The Spanish foreign minister, in a recent speech at a conference in Madrid, made an obvious yet controversial observation. In reflecting on his trip to the Campo area last month, he noted how he “understood” Gibraltar’s position, citing the comparative affluence of the Gibraltarians. He retorted, “Do you think they [Gibraltarians] want to be like those other people [Campo residents]?” His observation, taken independently, is correct; we in Gibraltar benefit from an enviable standard of living, and not just in comparison to our next-door neighbours. Yet the causal link he attempts to establish, i.e. that we do not want to be Spanish because we are more affluent than they are, is wide off the mark. Even if the inverse were the case, that we were less affluent than they, we would undoubtedly still hold to our wish to remain British – and we have been there before and done it.
It should be evident to Sr Dastis that it is way more than just prosperity that keeps us Gibraltarians away from Spain. For starters, and most fundamentally, we are at loggerheads over our inalienable right to self-determination, which Spain anachronistically seeks to deprive us from. In other words, Spain is determined to prevent us becoming who and what we want to be; a reality that in and of itself makes rapprochement impossible. But even beyond this manifestly insurmountable difference, there are various other essential distinctions that make us not want to be like “those other people”.
Take the topical example of Spain’s approach to dispute resolution as has been made abundantly clear by her reaction to the recent Catalan ‘vote’. Spain appears to be averse to the idea of democratic dialogue. Yes, it is true that the Constitutional Court deemed the vote illegal, but the question is why did it get to that point? Why did the Spanish state not extend a political olive branch and pave the way for democratic dialogue before the events took place – á la Canada or UK? Constructive debate, the process of presenting an argument and convincing people of its validity, should be the instinctive response to political dilemmas in any self-respecting democracy. Instead the Spanish central government consistently withdraws itself into inflexible, and at times unnecessary, legal postures, and in so doing abdicates core democratic values. In fact this position demonstrates a deep-rooted insecurity towards a process of dialogue and democracy.
I must add an important caveat though. I do not mean to say that the rule of law should be rashly undermined; in fact I absolutely agree with the Spanish government’s insistence that the rule of law is a pillar of liberal democracy. However, the law can sometimes prove inadequate for a complex political situation, thus rendering it subordinate to the political will – the political will that after all gives rise to law in the first place. The fact is that there is a fine balance to maintain, and thus far Spain has proven unable to maintain it.

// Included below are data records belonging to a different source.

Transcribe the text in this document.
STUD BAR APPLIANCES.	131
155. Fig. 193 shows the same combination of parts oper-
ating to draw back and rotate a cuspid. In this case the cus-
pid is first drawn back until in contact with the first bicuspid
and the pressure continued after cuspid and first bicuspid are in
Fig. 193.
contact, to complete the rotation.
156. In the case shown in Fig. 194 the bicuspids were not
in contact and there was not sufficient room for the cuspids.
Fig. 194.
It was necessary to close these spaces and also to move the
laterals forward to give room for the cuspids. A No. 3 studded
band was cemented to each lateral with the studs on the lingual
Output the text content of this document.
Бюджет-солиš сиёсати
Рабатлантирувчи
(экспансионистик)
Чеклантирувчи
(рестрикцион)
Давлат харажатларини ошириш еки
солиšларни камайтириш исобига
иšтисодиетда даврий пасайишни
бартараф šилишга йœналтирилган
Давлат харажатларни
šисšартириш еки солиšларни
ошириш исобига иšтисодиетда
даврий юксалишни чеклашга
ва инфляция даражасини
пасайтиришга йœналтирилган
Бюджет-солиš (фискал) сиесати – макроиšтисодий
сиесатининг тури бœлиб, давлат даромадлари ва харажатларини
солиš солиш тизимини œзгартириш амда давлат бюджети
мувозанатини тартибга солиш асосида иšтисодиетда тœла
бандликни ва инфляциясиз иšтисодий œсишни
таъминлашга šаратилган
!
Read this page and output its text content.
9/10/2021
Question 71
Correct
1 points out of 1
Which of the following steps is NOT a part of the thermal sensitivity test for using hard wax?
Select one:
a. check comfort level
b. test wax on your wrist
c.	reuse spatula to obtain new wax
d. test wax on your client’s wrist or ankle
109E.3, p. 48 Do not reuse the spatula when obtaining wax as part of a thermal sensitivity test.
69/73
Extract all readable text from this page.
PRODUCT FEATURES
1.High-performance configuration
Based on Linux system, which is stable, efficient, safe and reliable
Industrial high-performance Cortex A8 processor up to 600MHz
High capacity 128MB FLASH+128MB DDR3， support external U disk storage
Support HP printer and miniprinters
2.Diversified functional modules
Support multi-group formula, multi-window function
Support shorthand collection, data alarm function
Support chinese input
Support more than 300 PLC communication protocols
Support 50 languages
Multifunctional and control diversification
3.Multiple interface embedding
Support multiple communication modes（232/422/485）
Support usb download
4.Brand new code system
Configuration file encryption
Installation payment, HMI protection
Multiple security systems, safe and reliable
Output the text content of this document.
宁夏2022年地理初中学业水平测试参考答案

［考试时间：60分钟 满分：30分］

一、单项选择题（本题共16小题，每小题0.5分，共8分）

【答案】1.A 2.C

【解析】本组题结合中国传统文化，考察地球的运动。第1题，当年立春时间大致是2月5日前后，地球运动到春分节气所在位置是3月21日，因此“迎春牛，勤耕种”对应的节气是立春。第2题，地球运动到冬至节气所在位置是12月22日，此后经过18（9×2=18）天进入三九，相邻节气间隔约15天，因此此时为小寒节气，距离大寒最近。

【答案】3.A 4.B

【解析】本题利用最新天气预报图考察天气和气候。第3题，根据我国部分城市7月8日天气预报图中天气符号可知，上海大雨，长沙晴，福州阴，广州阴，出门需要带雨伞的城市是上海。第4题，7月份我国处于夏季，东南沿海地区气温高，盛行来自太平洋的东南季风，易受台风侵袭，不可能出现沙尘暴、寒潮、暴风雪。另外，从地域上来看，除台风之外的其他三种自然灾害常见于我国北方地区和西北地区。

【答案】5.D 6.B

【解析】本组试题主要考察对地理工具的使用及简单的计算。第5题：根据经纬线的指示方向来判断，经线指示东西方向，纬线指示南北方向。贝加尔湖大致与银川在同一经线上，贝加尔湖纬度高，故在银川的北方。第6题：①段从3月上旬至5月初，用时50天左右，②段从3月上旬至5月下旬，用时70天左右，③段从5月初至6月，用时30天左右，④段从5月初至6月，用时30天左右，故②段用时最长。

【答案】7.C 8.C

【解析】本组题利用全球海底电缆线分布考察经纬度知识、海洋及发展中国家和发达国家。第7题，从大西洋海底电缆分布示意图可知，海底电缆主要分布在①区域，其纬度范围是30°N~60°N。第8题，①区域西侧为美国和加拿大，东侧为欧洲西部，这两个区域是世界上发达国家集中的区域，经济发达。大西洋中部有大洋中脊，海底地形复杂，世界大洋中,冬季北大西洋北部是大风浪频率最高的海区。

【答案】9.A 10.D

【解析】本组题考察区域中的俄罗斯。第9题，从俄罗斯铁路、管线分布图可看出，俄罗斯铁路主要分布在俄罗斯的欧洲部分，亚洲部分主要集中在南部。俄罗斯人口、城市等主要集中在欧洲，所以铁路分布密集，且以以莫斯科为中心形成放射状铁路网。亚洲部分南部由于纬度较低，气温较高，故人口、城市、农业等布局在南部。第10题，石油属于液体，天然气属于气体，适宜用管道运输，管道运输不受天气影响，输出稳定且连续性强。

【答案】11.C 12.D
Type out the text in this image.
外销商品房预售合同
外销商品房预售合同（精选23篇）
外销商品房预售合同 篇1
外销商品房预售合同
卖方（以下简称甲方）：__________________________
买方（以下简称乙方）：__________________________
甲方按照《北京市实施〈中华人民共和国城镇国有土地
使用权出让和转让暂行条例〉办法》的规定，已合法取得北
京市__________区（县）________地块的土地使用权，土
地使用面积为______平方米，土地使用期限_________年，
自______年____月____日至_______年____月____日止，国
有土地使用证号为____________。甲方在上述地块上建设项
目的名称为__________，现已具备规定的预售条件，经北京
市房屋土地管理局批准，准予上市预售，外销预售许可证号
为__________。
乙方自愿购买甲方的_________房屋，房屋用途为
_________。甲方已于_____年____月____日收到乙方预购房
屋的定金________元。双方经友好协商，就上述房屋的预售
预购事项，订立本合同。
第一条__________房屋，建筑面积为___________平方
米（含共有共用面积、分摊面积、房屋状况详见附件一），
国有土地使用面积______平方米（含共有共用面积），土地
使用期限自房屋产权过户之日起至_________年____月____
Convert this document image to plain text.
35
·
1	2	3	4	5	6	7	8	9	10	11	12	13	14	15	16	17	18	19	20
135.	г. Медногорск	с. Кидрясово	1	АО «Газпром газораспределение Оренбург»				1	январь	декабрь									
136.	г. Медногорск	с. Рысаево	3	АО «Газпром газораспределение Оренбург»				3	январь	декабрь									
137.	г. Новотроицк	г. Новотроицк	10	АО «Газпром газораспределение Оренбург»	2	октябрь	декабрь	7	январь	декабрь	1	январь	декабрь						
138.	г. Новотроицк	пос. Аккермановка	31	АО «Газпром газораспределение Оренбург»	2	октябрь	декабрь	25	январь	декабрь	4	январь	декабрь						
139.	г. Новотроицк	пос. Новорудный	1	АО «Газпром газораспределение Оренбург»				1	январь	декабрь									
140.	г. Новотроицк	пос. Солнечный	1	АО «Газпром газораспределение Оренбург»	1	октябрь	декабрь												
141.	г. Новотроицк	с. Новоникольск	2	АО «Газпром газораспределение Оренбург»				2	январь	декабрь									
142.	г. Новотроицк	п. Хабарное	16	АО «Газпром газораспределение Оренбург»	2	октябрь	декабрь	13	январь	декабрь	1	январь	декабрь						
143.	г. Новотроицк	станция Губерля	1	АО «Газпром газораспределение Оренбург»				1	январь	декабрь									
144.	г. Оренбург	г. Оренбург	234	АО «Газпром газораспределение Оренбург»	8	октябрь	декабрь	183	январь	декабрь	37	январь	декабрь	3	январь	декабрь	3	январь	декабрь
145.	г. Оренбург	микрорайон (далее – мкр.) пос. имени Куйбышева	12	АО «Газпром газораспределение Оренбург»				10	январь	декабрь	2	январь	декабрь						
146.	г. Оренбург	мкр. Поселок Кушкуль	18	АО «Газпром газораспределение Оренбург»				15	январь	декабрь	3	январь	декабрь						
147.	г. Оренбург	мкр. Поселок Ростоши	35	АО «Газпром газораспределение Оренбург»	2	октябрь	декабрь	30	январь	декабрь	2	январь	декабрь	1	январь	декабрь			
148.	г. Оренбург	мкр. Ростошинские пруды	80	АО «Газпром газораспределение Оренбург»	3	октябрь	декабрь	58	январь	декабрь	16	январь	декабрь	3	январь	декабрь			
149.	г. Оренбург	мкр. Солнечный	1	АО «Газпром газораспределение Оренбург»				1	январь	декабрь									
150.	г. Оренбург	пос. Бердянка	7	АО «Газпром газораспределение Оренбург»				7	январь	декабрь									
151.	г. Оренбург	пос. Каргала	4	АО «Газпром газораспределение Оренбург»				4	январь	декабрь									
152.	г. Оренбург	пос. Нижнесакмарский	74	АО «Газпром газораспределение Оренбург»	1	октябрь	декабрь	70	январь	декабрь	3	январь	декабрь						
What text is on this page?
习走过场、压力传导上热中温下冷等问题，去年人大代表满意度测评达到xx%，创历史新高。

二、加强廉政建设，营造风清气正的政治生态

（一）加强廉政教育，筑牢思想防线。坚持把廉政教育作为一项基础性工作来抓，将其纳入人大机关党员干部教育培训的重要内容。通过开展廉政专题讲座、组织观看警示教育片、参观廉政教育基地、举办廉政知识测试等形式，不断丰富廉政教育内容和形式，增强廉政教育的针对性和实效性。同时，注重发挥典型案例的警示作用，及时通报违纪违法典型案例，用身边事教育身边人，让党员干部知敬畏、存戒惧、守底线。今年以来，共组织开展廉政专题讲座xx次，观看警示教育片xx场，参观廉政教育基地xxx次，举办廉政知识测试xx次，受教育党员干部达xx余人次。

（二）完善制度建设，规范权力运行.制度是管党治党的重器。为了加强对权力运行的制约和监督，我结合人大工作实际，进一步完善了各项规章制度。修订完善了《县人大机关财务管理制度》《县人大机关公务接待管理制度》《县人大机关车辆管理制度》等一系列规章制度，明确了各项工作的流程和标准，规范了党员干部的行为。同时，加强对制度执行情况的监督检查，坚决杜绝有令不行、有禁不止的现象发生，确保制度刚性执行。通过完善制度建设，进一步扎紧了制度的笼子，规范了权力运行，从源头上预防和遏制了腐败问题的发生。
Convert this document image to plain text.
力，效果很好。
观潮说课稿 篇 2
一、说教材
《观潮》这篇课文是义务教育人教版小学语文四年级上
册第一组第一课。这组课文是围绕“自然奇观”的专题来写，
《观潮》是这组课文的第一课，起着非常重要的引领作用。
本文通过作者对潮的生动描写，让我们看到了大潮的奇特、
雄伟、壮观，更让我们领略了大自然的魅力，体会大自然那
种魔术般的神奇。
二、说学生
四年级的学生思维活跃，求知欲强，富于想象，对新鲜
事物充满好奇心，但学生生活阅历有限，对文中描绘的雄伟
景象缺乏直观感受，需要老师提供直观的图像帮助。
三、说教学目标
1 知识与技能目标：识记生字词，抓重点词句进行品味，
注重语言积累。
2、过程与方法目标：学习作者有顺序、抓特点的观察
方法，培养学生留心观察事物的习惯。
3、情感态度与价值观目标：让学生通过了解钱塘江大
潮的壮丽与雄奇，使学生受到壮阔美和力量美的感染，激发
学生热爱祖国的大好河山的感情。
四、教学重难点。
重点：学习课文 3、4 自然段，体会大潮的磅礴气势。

But even without such fundamental differences on self-determination and democratic ideals, Gibraltar, in my opinion, would still not want to be “like those other people.” For three hundred and thirteen years Gibraltar has moulded itself into a unique nation. Our multi-layered identity, concocted from our British, Mediterranean and European heritage (watch this space for more on this), is manifestly other than Spanish. In other words, we are just too different to want to be part of something else; and this goes further than only Spain, as our collective aversion to integration with Britain demonstrates. Therefore, precisely because we are a Gibraltarian people and, as Sr Dastis observes, the Spanish are “other”, any suggestion of amalgamation and losing our identity will continue to be firmly rejected.
So, Sr Dastis, as well as our enviable prosperity, it is the fact that we want a self-determined future that is not Spanish, the fact that we espouse different democratic values, the fact that we are a separate Gibraltarian people, and a host of other reasons that space prevents me from listing here, that we do not want to be “like those other people”.
Do not get me wrong however. Us not wanting to be Spanish does not equate to us wanting sour relations with our neighbour, much the opposite – as every political leader in Gibraltar’s history has propagated. There is a lot of common ground and common objectives that can be exploited for mutual benefit. Sr Dastis’s concern for the Campo and his commitment to an open and fluid border is a welcomed display of understanding and pragmatism. The sooner he becomes equally understanding of the above points the sooner even greater prosperity and conviviality can emerge. And with that who knows, maybe the need to re-emphasise the obvious differences might become redundant.